One month ago, I needed help finding a venue in London and popped into a nearby shop asking for guidance & directions. Enter Ruth.

She'd now finished in the hairdresser's and offered to walk with me part of the way toward said venue. 30 years earlier, I'd lived nearby as a student but so much had changed since then, I now found I was flummoxed by the altered landscape. We talked about how hampering it is when a familiar place changes beyond recognition & known landmarks no longer exist.

Ruth reminisced about growing up in the area and how the whole street she had grown up in had been sold off to make way for a Government-led scheme, noting how disruptive it was for the whole community involved to be forced to move, leaving behind what they knew so well.

Within 15-20 minutes, we strongly agreed on how  memories are often the glue that bind communities in those enforced circumstances;  and how the nuanced ebb-and-flow of day-to day local life can easily be lost within a generation after those folks leave. Newcomers quickly come in with different priorities and before you know it, the old daily rhythm, conversation, local shopping and social spaces change beyond all recognition.

As an example, look at the vast changes since 2000-2016 in Docklands, East London or Salford Quays, Manchester!

Before leaving, Ruth, an MA student,  invited me onto a new Project for the  National  Archives where we go into a community from the same street she lived on and record their stories of living in their home on that street at that time. The idea is that a team of us will individually record residents' personal account of life in that area so it can be preserved for historical reference. The Project will later be filmed and hopefully  broadcast on the wider media.

I met the Project Co-ordinator, did the media skills and interview training and my blip shows the hi-tech, broadcast-quality recorder I will be using to conduct my oral history interviews.

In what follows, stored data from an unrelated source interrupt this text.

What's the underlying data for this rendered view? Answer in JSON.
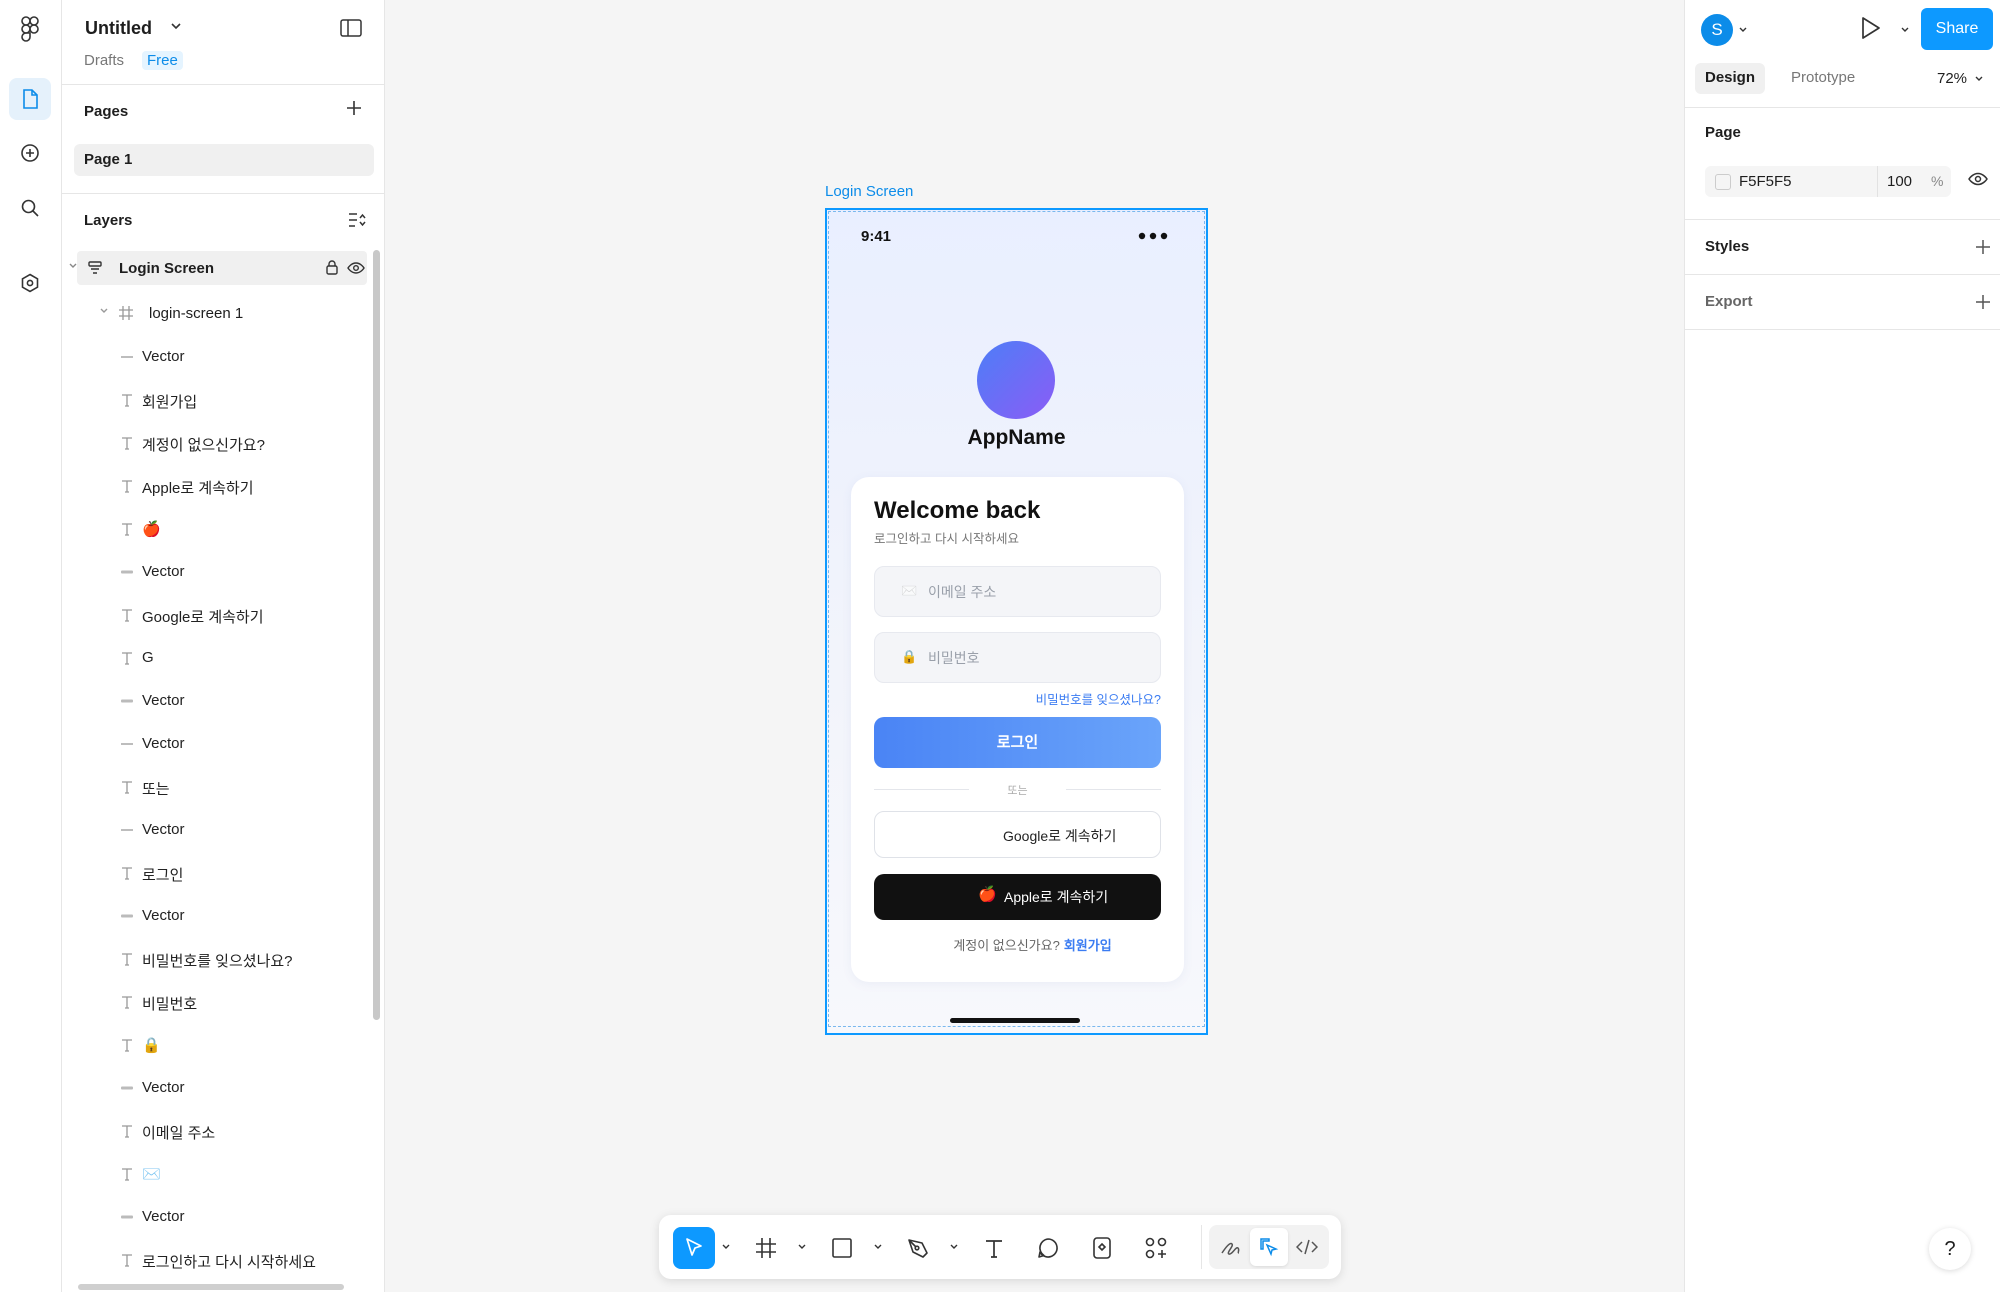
{
  "file": {
    "title": "Untitled",
    "location": "Drafts",
    "plan_badge": "Free"
  },
  "pages": {
    "title": "Pages",
    "items": [
      {
        "label": "Page 1"
      }
    ]
  },
  "layers": {
    "title": "Layers",
    "root": {
      "label": "Login Screen"
    },
    "child": {
      "label": "login-screen 1"
    },
    "items": [
      {
        "type": "line",
        "label": "Vector"
      },
      {
        "type": "text",
        "label": "회원가입"
      },
      {
        "type": "text",
        "label": "계정이 없으신가요?"
      },
      {
        "type": "text",
        "label": "Apple로 계속하기"
      },
      {
        "type": "text",
        "label": "🍎"
      },
      {
        "type": "rect",
        "label": "Vector"
      },
      {
        "type": "text",
        "label": "Google로 계속하기"
      },
      {
        "type": "text",
        "label": "G"
      },
      {
        "type": "rect",
        "label": "Vector"
      },
      {
        "type": "line",
        "label": "Vector"
      },
      {
        "type": "text",
        "label": "또는"
      },
      {
        "type": "line",
        "label": "Vector"
      },
      {
        "type": "text",
        "label": "로그인"
      },
      {
        "type": "rect",
        "label": "Vector"
      },
      {
        "type": "text",
        "label": "비밀번호를 잊으셨나요?"
      },
      {
        "type": "text",
        "label": "비밀번호"
      },
      {
        "type": "text",
        "label": "🔒"
      },
      {
        "type": "rect",
        "label": "Vector"
      },
      {
        "type": "text",
        "label": "이메일 주소"
      },
      {
        "type": "text",
        "label": "✉️"
      },
      {
        "type": "rect",
        "label": "Vector"
      },
      {
        "type": "text",
        "label": "로그인하고 다시 시작하세요"
      }
    ]
  },
  "canvas": {
    "frame_label": "Login Screen",
    "phone": {
      "status_time": "9:41",
      "app_name": "AppName",
      "welcome_title": "Welcome back",
      "welcome_subtitle": "로그인하고 다시 시작하세요",
      "email": {
        "icon": "✉️",
        "placeholder": "이메일 주소"
      },
      "password": {
        "icon": "🔒",
        "placeholder": "비밀번호"
      },
      "forgot_password": "비밀번호를 잊으셨나요?",
      "login_button": "로그인",
      "divider_text": "또는",
      "google_button": "Google로 계속하기",
      "apple_button": {
        "icon": "🍎",
        "label": "Apple로 계속하기"
      },
      "signup_prompt": "계정이 없으신가요?",
      "signup_link": "회원가입"
    }
  },
  "toolbar": {
    "tools": [
      "move-tool",
      "frame-tool",
      "shape-tool",
      "pen-tool",
      "text-tool",
      "comment-tool",
      "instance-tool",
      "actions-tool"
    ],
    "modes": [
      "draw-mode",
      "design-mode",
      "dev-mode"
    ]
  },
  "right_panel": {
    "user_initial": "S",
    "share_label": "Share",
    "tabs": [
      {
        "label": "Design"
      },
      {
        "label": "Prototype"
      }
    ],
    "zoom": "72%",
    "page_section": {
      "title": "Page",
      "color_hex": "F5F5F5",
      "opacity": "100",
      "opacity_unit": "%"
    },
    "styles_title": "Styles",
    "export_title": "Export",
    "help": "?"
  },
  "colors": {
    "accent": "#0d99ff",
    "selection": "#0d99ff",
    "canvas_bg": "#F5F5F5",
    "login_button": "#4a84f5",
    "apple_button": "#111111"
  }
}
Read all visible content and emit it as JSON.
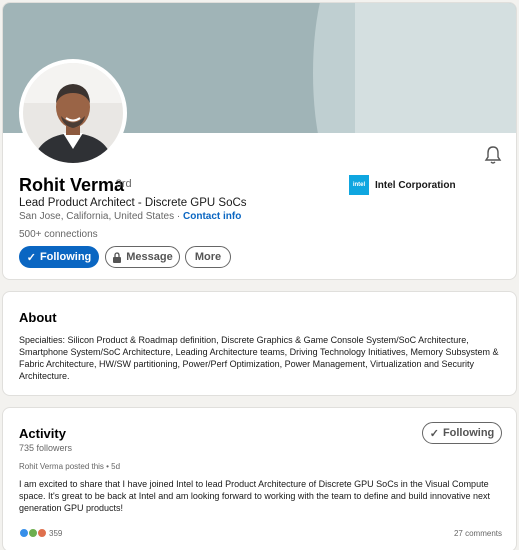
{
  "profile": {
    "name": "Rohit Verma",
    "degree": "· 3rd",
    "headline": "Lead Product Architect - Discrete GPU SoCs",
    "location": "San Jose, California, United States",
    "location_separator": "·",
    "contact_label": "Contact info",
    "connections": "500+ connections",
    "company_logo_text": "intel",
    "company": "Intel Corporation",
    "following_label": "Following",
    "message_label": "Message",
    "more_label": "More",
    "accent_color": "#0a66c2"
  },
  "about": {
    "title": "About",
    "text": "Specialties: Silicon Product & Roadmap definition, Discrete Graphics & Game Console System/SoC Architecture, Smartphone System/SoC Architecture, Leading Architecture teams, Driving Technology Initiatives, Memory Subsystem & Fabric Architecture, HW/SW partitioning, Power/Perf Optimization, Power Management, Virtualization and Security Architecture."
  },
  "activity": {
    "title": "Activity",
    "followers": "735 followers",
    "following_label": "Following",
    "post_meta": "Rohit Verma posted this • 5d",
    "post_text": "I am excited to share that I have joined Intel to lead Product Architecture of Discrete GPU SoCs in the Visual Compute space. It's great to be back at Intel and am looking forward to working with the team to define and build innovative next generation GPU products!",
    "reactions_count": "359",
    "comments": "27 comments",
    "reaction_icons": [
      "like-icon",
      "celebrate-icon",
      "love-icon"
    ]
  }
}
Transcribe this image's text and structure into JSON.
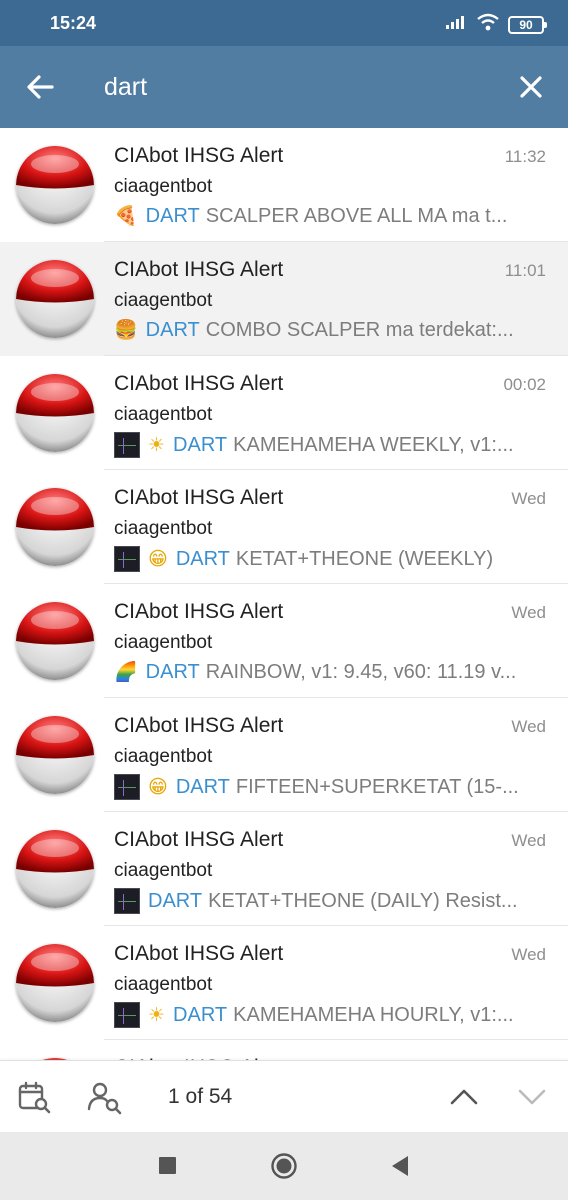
{
  "status_bar": {
    "time": "15:24",
    "battery": "90",
    "icons": [
      "signal-icon",
      "wifi-icon",
      "battery-icon"
    ]
  },
  "search": {
    "query": "dart",
    "back_icon": "arrow-left-icon",
    "clear_icon": "close-icon"
  },
  "colors": {
    "header": "#527da3",
    "status_bar": "#3d6a92",
    "keyword": "#3a8fd0"
  },
  "results": [
    {
      "title": "CIAbot IHSG Alert",
      "time": "11:32",
      "sender": "ciaagentbot",
      "emoji": "🍕",
      "keyword": "DART",
      "text": "SCALPER ABOVE ALL MA ma t...",
      "has_thumb": false
    },
    {
      "title": "CIAbot IHSG Alert",
      "time": "11:01",
      "sender": "ciaagentbot",
      "emoji": "🍔",
      "keyword": "DART",
      "text": "COMBO SCALPER ma terdekat:...",
      "has_thumb": false
    },
    {
      "title": "CIAbot IHSG Alert",
      "time": "00:02",
      "sender": "ciaagentbot",
      "emoji": "☀",
      "keyword": "DART",
      "text": "KAMEHAMEHA WEEKLY, v1:...",
      "has_thumb": true
    },
    {
      "title": "CIAbot IHSG Alert",
      "time": "Wed",
      "sender": "ciaagentbot",
      "emoji": "😁",
      "keyword": "DART",
      "text": "KETAT+THEONE (WEEKLY)",
      "has_thumb": true
    },
    {
      "title": "CIAbot IHSG Alert",
      "time": "Wed",
      "sender": "ciaagentbot",
      "emoji": "🌈",
      "keyword": "DART",
      "text": "RAINBOW, v1: 9.45, v60: 11.19 v...",
      "has_thumb": false
    },
    {
      "title": "CIAbot IHSG Alert",
      "time": "Wed",
      "sender": "ciaagentbot",
      "emoji": "😁",
      "keyword": "DART",
      "text": "FIFTEEN+SUPERKETAT (15-...",
      "has_thumb": true
    },
    {
      "title": "CIAbot IHSG Alert",
      "time": "Wed",
      "sender": "ciaagentbot",
      "emoji": "",
      "keyword": "DART",
      "text": "KETAT+THEONE (DAILY) Resist...",
      "has_thumb": true
    },
    {
      "title": "CIAbot IHSG Alert",
      "time": "Wed",
      "sender": "ciaagentbot",
      "emoji": "☀",
      "keyword": "DART",
      "text": "KAMEHAMEHA HOURLY, v1:...",
      "has_thumb": true
    }
  ],
  "partial_row": {
    "title": "CIAbot IHSG Alert",
    "time": "Wed"
  },
  "bottom_bar": {
    "counter": "1 of 54",
    "icons": [
      "calendar-search-icon",
      "user-search-icon",
      "chevron-up-icon",
      "chevron-down-icon"
    ]
  },
  "nav_bar": {
    "icons": [
      "recents-square-icon",
      "home-circle-icon",
      "back-triangle-icon"
    ]
  }
}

Ironically, I did something virtually identical with both my parents before they died. Long before they declined, I took the opportunity to record a conversation about their lives, from childhood to maturity, their changing thoughts/ feelings as they matured, the migration from home to the UK. They talked about growing up with their  parents, raising us, what they've learned in life . . . it was a fantastic experience. And now I get to do the same thing, professionally!

It's amazing what a chance encounter/ conversation can lead to. Excited!!